TV show Frasier (I didn't watch it or anything....). Scene: Frasier walks into a shiva house for someone he didn't know, wanting to find out something about the guy's death. His actions keep prompting the question, "You're not Jewish, are you?" from the family. At last he talks to the wife, who asks, "why did this happen?" He says he doesn't know, there is no good answer...
Frasier: We just have to concentrate on the little surprises in happinesses in life, and not concentrate on death."
Wife: You're not Jewish, are you?
As Rabbi Wolicki said in a shiur this year (Parashas Emor), you'd think that Judaism is all about death, right? I mean, look at the things that even non-religious people do: burial, shiva and aveilus (mourning), kaddish, yartzheit, and yizkor.
I don't remember the entire shiur, but basically, it went that no, pum fakhert (yiddush - just the opposite)! It's all about life! That's why we can't be tamei (impure) in the Beis HaMikdash (Temple). Why not? we can't have death on the mind. We have to be totally separated from it. Which is what kedusha (holiness) is: separating from stuff, even from things that are ok, as it says in [I think] the Gemara, "Qadeish atzmecha b'mutar lach--holify yourself in that which is permitted to you." Kohanim have to be qadosh, holy, separated from death, before they can serve HaShem, the Ultimate Lifegiver.

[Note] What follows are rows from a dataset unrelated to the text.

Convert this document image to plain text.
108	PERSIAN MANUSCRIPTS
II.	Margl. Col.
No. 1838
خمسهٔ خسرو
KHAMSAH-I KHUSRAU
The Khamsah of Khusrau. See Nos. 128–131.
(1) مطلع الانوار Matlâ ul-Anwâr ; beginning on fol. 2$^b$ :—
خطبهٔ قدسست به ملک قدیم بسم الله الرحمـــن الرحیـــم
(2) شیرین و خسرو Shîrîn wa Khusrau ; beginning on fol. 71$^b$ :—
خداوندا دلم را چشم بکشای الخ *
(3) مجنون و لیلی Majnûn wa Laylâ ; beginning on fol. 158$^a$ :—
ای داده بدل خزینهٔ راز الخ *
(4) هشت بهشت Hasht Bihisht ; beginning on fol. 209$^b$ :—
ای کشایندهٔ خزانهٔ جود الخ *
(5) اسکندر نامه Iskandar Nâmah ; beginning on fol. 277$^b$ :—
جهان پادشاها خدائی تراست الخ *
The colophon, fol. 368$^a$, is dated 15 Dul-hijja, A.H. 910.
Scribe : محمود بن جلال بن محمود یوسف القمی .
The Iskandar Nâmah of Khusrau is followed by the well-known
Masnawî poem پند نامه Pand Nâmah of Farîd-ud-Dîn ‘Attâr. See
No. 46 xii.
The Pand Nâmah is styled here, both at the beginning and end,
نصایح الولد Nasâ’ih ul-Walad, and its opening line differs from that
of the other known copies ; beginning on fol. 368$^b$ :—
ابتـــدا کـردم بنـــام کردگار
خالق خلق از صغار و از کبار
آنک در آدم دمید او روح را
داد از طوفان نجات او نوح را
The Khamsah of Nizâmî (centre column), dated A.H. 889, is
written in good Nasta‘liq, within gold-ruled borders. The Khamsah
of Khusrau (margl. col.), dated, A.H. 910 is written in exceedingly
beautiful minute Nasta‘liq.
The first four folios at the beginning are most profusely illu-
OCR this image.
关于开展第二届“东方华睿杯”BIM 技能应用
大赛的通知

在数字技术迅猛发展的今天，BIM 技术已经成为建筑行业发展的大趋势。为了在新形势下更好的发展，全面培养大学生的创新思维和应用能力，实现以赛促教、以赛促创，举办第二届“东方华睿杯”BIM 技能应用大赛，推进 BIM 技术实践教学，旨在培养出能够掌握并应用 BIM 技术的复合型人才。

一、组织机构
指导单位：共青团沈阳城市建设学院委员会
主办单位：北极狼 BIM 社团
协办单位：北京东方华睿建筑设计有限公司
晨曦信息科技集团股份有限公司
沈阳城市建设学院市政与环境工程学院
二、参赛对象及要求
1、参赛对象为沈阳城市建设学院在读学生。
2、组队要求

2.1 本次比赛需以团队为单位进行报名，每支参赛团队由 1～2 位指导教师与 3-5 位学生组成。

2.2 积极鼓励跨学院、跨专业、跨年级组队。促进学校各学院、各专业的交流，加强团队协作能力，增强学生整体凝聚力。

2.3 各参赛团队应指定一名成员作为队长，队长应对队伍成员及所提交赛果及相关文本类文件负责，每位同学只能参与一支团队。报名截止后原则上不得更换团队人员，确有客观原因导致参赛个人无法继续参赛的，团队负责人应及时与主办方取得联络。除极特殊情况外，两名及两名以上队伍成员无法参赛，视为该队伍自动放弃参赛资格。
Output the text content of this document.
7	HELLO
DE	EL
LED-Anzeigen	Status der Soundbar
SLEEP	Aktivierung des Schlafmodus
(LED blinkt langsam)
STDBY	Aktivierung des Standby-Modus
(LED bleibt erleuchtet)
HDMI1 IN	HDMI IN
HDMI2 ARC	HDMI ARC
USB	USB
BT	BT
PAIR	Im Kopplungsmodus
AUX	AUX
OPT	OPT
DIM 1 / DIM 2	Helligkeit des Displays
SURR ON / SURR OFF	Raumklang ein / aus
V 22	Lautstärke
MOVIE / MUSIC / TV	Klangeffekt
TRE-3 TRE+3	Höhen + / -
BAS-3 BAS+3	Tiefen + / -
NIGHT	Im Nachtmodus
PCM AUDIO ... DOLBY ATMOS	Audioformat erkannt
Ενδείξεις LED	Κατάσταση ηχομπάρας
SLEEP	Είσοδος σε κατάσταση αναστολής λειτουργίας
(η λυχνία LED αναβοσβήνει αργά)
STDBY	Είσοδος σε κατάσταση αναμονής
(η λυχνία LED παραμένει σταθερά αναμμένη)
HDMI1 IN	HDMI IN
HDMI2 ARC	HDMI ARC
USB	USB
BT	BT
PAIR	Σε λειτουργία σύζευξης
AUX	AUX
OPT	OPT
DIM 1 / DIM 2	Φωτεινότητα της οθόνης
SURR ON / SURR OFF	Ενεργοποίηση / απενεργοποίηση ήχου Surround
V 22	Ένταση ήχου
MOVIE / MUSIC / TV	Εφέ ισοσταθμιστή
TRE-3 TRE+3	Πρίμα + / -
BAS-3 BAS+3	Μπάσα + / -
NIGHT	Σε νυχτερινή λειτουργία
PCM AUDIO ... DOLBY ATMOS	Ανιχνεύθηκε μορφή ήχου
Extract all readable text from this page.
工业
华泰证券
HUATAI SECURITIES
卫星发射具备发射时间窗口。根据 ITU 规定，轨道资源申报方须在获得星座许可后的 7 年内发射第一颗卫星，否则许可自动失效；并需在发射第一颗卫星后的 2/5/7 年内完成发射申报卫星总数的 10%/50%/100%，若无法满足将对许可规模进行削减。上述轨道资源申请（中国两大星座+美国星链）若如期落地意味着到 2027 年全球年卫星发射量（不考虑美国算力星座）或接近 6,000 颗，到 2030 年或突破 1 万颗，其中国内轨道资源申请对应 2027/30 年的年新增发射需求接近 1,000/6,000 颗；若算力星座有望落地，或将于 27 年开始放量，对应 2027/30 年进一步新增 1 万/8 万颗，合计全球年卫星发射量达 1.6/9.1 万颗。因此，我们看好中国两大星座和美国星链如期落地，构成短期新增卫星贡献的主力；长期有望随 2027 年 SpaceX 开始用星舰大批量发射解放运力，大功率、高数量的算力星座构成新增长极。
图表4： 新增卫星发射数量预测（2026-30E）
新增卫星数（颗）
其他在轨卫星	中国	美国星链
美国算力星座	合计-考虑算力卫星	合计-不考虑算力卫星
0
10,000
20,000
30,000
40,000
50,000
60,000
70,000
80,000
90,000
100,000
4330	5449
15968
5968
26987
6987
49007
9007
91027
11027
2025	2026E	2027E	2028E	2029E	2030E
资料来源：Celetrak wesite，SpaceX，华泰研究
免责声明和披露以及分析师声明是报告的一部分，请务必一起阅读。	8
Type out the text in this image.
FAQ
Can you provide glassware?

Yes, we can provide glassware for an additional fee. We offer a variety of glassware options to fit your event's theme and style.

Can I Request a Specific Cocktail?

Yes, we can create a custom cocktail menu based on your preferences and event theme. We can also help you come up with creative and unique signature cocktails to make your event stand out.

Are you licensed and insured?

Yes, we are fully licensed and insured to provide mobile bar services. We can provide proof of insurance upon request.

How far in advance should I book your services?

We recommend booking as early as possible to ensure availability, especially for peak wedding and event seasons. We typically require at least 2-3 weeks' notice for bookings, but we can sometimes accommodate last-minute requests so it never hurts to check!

Death isn't even what it seems like if you think about what. What is death? Death is when our soul leaves our bodies, and goes to the next world, called Olam Haba, or, Olam HaEmes (World of Truth). We sit and take in the Glory of God. That's why we're here. We do everything, to try to get to that place, to just take in God's Glory. So, death isn't really bad at all, in fact it's better than living. I don't know about you, I would love to take in Glory from the Ultimate Goodness. That is to say of course, we shouldn't kill ourselves to hurry the process, but do as much as we can in this world, before we do that. So it's not even really dying, it's living PLUS.
But we still gotta separate from it.
(I think I gave over the main point correctly. If not, Rabbi, say something.)